Onion farmers in MP battle govt apathy, heavy losses
This is the second year of a bumper crop with no buyers forcing aggrieved farmers to dump their produce on the roads after prices plummeted, the growers have accused CM Shivraj Chouhan of ignoring them
BHOPAL: About one-tenth of the farmer suicides in the past 16 years in Madhya Pradesh took place in a year, between February 2016 and 2017, telling a distressing story about farm despair in the state where agriculture growth had clocked 20% since 2014-15.

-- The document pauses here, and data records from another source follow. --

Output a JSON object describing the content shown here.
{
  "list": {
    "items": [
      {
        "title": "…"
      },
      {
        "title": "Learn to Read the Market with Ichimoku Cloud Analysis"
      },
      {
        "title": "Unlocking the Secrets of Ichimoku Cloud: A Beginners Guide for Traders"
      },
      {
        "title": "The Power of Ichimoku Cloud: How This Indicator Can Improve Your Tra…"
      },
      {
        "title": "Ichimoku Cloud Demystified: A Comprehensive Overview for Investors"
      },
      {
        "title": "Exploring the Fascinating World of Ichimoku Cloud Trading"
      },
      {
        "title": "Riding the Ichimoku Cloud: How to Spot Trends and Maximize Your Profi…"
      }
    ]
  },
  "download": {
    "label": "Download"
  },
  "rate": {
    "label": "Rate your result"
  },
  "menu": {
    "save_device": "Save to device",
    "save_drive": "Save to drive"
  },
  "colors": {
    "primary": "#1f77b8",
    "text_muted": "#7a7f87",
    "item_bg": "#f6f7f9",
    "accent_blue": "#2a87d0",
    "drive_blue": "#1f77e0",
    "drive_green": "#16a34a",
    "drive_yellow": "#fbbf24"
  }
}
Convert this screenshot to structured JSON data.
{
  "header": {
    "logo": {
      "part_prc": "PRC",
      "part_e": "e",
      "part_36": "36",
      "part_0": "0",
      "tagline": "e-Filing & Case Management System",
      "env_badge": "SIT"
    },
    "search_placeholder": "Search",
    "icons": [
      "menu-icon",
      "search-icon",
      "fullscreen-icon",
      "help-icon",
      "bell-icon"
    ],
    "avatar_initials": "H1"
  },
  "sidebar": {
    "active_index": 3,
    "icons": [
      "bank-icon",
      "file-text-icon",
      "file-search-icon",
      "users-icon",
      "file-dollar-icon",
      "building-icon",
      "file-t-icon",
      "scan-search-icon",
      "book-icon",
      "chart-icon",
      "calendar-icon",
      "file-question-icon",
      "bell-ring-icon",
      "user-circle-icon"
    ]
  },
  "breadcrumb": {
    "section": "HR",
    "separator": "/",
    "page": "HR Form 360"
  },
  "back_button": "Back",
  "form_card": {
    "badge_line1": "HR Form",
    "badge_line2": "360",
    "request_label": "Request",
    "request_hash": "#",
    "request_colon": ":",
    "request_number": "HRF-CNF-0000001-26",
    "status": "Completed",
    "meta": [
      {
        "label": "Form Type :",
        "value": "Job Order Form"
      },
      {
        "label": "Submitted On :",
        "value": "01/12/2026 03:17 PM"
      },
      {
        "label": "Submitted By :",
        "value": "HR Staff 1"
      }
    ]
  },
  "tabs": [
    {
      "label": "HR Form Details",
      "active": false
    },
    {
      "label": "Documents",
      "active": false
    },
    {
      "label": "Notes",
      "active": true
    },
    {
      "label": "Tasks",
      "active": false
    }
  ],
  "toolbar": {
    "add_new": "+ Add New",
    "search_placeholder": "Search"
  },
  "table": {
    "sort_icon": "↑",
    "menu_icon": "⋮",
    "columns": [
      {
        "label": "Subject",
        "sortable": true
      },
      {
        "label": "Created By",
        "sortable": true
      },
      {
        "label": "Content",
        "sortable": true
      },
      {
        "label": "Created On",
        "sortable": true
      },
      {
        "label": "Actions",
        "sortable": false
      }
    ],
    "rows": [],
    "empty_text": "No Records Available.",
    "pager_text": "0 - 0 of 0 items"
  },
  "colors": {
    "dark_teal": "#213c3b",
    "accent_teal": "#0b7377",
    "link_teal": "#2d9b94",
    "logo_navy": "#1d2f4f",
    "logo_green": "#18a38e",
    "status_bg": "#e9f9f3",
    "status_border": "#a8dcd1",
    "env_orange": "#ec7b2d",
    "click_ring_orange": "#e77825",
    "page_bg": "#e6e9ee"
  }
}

Chief minister Shivraj Singh Chouhan has tom-tommed about farm sector success claiming five national Krishi Karman awards, ignoring farmers crying hoarse over poor remunerative price for their crop and increasing stranglehold of commission agents. The situation is bad in the Malwa-Nimad region, which comprises 15 districts, including Mandsaur, where five farmers reportedly died in police firing on Tuesday. It has been the second year of a bumper onion crop with no buyers, forcing the government to announce a belated decision to procure the onions for Rs 8 per kilogram. Farmers are angry because the government neither made arrangements to procure the crop on time nor intervened to ensure a reasonable price. They threw onions on roads given the prices of the vegetables plummeted to as low as Re 1 to Rs 2 per kg in certain markets, especially in the Malwa region, last year.
This year too, farmers had to sell their winter crop — tomato and potato — at throwaway prices, bearing heavy loss.
The distress is visible in the suicide numbers.
From February 2016 to midFebruary 2017, 1,982 farmers and farm labourers reportedly committed suicide, which was one-fifth of the total suicides in the state, where 21,000 farmers have taken their lives in 16 years.
The National Crime Records Bureau attributed the reasons to crop failure, failure to sell produce, inability to repay loans, and other non-agriculture factors such as poverty and property disputes.